The TRAM (after TRM2 and miaB) domain is a 60-70-residue-long module that is found in:

  • Two distinct classes of tRNA-modifying enzymes, namely uridine methylases of the TRM2 family and enzymes of the miaB family that are involved in 2- methylthioadenine formation,
  • In several other proteins associated with the translation machinery,
  • In a family of small uncharacterized archaeal proteins that are predicted to have a role in the regulation of tRNA modification and/or translation.
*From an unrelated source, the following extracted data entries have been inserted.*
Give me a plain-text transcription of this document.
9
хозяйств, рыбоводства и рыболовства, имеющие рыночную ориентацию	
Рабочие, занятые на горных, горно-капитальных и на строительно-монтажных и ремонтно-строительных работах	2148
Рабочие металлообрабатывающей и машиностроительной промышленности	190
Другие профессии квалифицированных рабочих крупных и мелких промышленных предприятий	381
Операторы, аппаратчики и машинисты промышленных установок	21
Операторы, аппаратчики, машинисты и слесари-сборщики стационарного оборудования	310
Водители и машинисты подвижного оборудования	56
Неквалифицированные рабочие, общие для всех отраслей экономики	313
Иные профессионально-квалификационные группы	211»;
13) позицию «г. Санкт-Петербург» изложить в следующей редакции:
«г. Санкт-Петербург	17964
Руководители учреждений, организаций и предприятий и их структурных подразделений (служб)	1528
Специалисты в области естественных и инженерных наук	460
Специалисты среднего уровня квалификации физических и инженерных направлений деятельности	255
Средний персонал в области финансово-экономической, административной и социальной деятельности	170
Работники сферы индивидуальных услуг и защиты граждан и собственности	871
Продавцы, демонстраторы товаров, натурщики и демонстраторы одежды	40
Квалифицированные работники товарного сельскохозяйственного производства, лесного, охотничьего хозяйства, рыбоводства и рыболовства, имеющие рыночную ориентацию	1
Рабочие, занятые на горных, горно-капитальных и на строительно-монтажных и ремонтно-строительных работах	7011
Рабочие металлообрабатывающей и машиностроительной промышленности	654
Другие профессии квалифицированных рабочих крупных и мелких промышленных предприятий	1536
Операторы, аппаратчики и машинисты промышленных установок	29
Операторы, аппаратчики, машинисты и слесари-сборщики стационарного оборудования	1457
The TRAM domain can be found alone or in association with other domains, such as the catalytic biotin/lipoate synthase-like domain, the RNA methylase domain, the ribosomal S2 domain (see <PDOC00744>) and the eIF2-β domain. The TRAM domain is predicted to bind tRNA and deliver the RNA-modifying enzymatic domain to their targets [1].
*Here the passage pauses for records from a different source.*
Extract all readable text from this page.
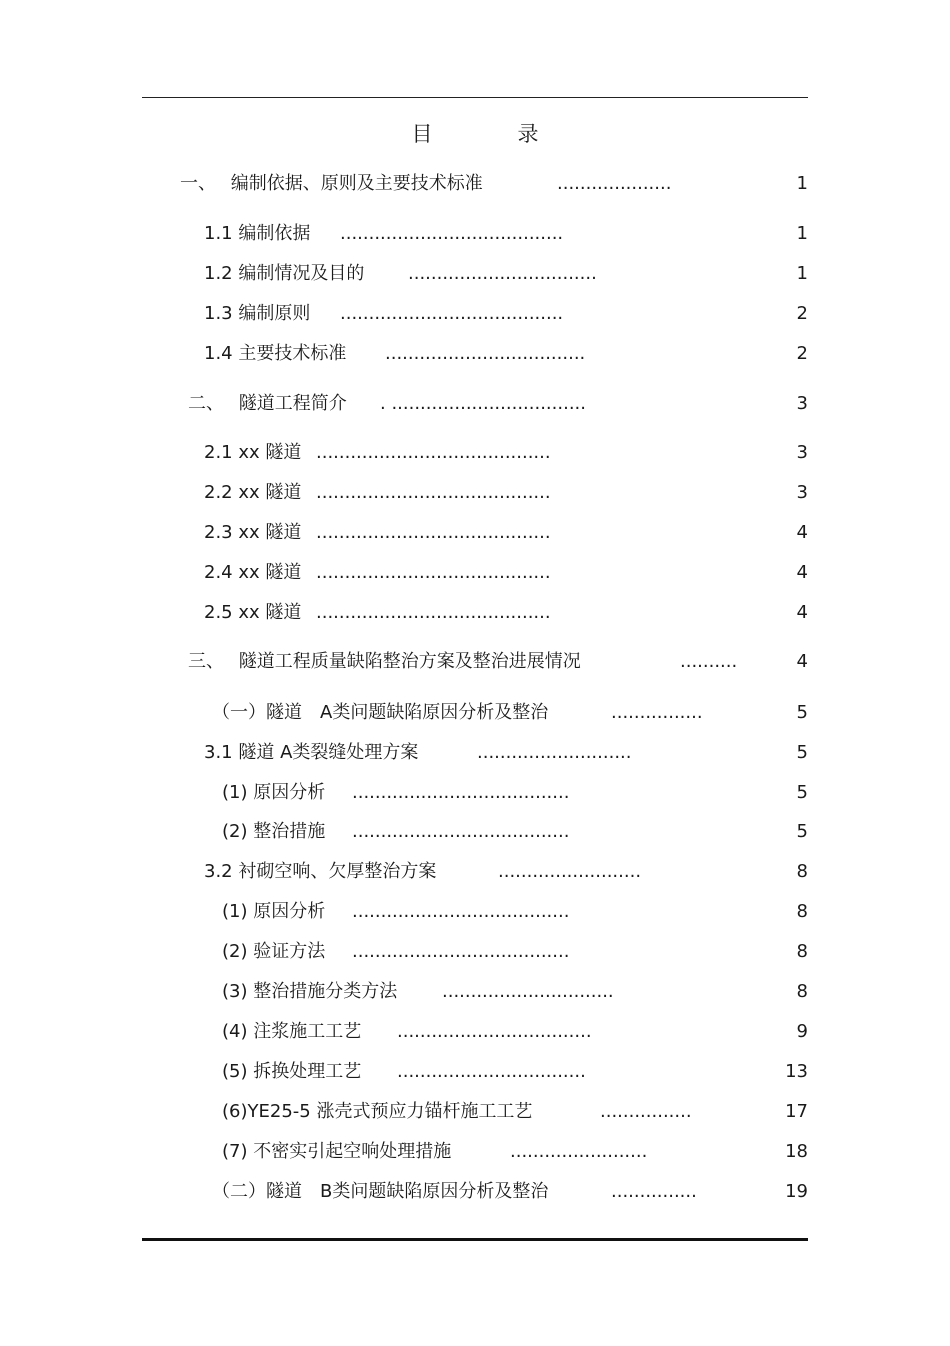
目　录
一、　 编制依据、原则及主要技术标准	....................	1
1.1 编制依据 .......................................	1
1.2 编制情况及目的 .................................	1
1.3 编制原则 .......................................	2
1.4 主要技术标准 ...................................	2
二、　 隧道工程简介 . ..................................	3
2.1 xx 隧道 .........................................	3
2.2 xx 隧道 .........................................	3
2.3 xx 隧道 .........................................	4
2.4 xx 隧道 .........................................	4
2.5 xx 隧道 .........................................	4
三、　 隧道工程质量缺陷整治方案及整治进展情况	..........	4
（一）隧道　A类问题缺陷原因分析及整治	................	5
3.1 隧道 A类裂缝处理方案	...........................	5
(1) 原因分析 ......................................	5
(2) 整治措施 ......................................	5
3.2 衬砌空响、欠厚整治方案	.........................	8
(1) 原因分析 ......................................	8
(2) 验证方法 ......................................	8
(3) 整治措施分类方法 ..............................	8
(4) 注浆施工工艺 ..................................	9
(5) 拆换处理工艺 .................................	13
(6)YE25-5 涨壳式预应力锚杆施工工艺	................	17
(7) 不密实引起空响处理措施	........................	18
（二）隧道　B类问题缺陷原因分析及整治	...............	19
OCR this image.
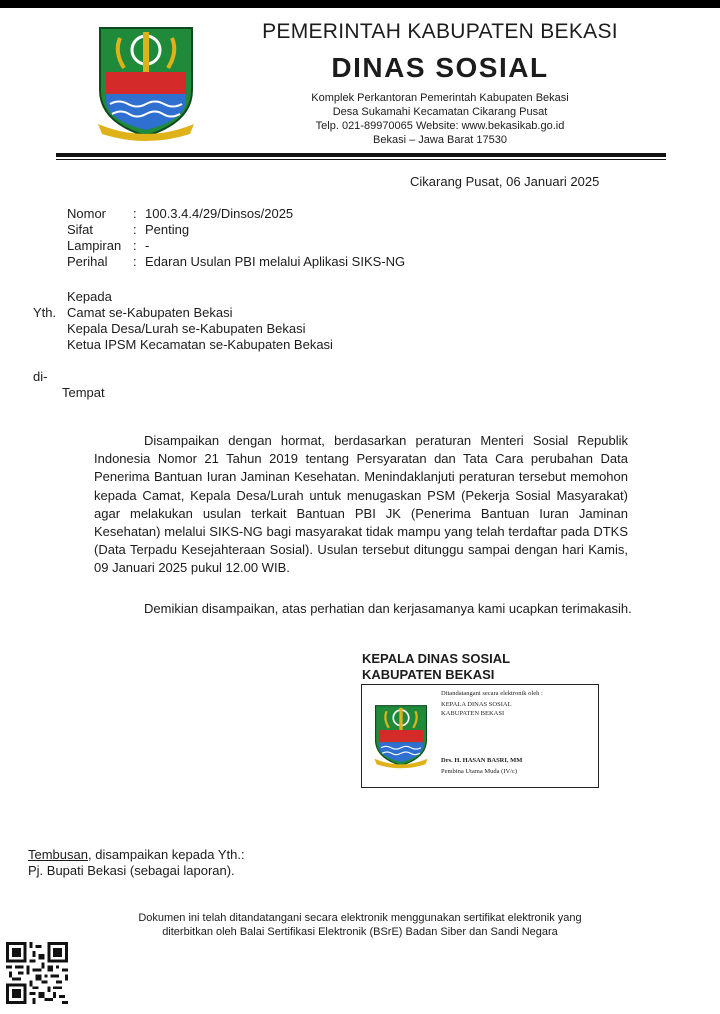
PEMERINTAH KABUPATEN BEKASI
DINAS SOSIAL
Komplek Perkantoran Pemerintah Kabupaten Bekasi
Desa Sukamahi Kecamatan Cikarang Pusat
Telp. 021-89970065 Website: www.bekasikab.go.id
Bekasi – Jawa Barat 17530
Cikarang Pusat, 06 Januari 2025
Nomor : 100.3.4.4/29/Dinsos/2025
Sifat	: Penting
Lampiran : -
Perihal : Edaran Usulan PBI melalui Aplikasi SIKS-NG
Kepada
Yth. Camat se-Kabupaten Bekasi
Kepala Desa/Lurah se-Kabupaten Bekasi
Ketua IPSM Kecamatan se-Kabupaten Bekasi
di-
Tempat
Disampaikan dengan hormat, berdasarkan peraturan Menteri Sosial Republik Indonesia Nomor 21 Tahun 2019 tentang Persyaratan dan Tata Cara perubahan Data Penerima Bantuan Iuran Jaminan Kesehatan. Menindaklanjuti peraturan tersebut memohon kepada Camat, Kepala Desa/Lurah untuk menugaskan PSM (Pekerja Sosial Masyarakat) agar melakukan usulan terkait Bantuan PBI JK (Penerima Bantuan Iuran Jaminan Kesehatan) melalui SIKS-NG bagi masyarakat tidak mampu yang telah terdaftar pada DTKS (Data Terpadu Kesejahteraan Sosial). Usulan tersebut ditunggu sampai dengan hari Kamis, 09 Januari 2025 pukul 12.00 WIB.
Demikian disampaikan, atas perhatian dan kerjasamanya kami ucapkan terimakasih.
KEPALA DINAS SOSIAL
KABUPATEN BEKASI
Ditandatangani secara elektronik oleh :
KEPALA DINAS SOSIAL
KABUPATEN BEKASI
Drs. H. HASAN BASRI, MM
Pembina Utama Muda (IV/c)
Tembusan, disampaikan kepada Yth.:
Pj. Bupati Bekasi (sebagai laporan).
Dokumen ini telah ditandatangani secara elektronik menggunakan sertifikat elektronik yang
diterbitkan oleh Balai Sertifikasi Elektronik (BSrE) Badan Siber dan Sandi Negara
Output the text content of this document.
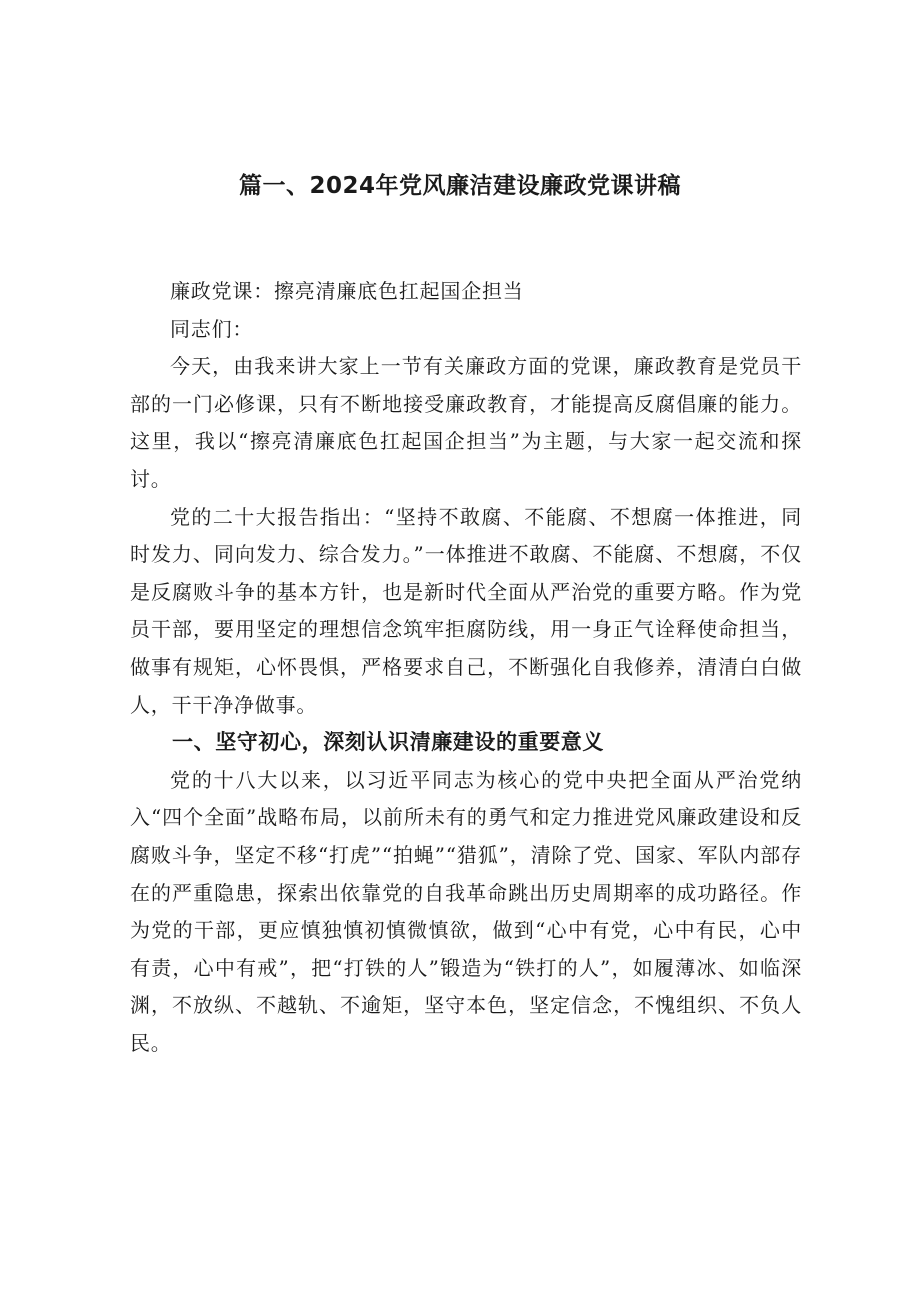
篇一、2024年党风廉洁建设廉政党课讲稿

廉政党课：擦亮清廉底色扛起国企担当

同志们：

今天，由我来讲大家上一节有关廉政方面的党课，廉政教育是党员干部的一门必修课，只有不断地接受廉政教育，才能提高反腐倡廉的能力。这里，我以“擦亮清廉底色扛起国企担当”为主题，与大家一起交流和探讨。

党的二十大报告指出：“坚持不敢腐、不能腐、不想腐一体推进，同时发力、同向发力、综合发力。”一体推进不敢腐、不能腐、不想腐，不仅是反腐败斗争的基本方针，也是新时代全面从严治党的重要方略。作为党员干部，要用坚定的理想信念筑牢拒腐防线，用一身正气诠释使命担当，做事有规矩，心怀畏惧，严格要求自己，不断强化自我修养，清清白白做人，干干净净做事。

一、坚守初心，深刻认识清廉建设的重要意义

党的十八大以来，以习近平同志为核心的党中央把全面从严治党纳入“四个全面”战略布局，以前所未有的勇气和定力推进党风廉政建设和反腐败斗争，坚定不移“打虎”“拍蝇”“猎狐”，清除了党、国家、军队内部存在的严重隐患，探索出依靠党的自我革命跳出历史周期率的成功路径。作为党的干部，更应慎独慎初慎微慎欲，做到“心中有党，心中有民，心中有责，心中有戒”，把“打铁的人”锻造为“铁打的人”，如履薄冰、如临深渊，不放纵、不越轨、不逾矩，坚守本色，坚定信念，不愧组织、不负人民。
Secondary structure prediction indicates that the TRAM domain adopts a simple β barrel fold. The conservation pattern of the TRAM domain consists primarily of small and hydrophobic residues that correspond to five β-strands in the predicted secondary structure [1].

The profile we developed covers the entire TRAM domain.

Last update:

September 2003 / First entry.

Technical section

PROSITE method (with tools and information) covered by this documentation:

TRAM, PS50926; TRAM domain profile  (MATRIX)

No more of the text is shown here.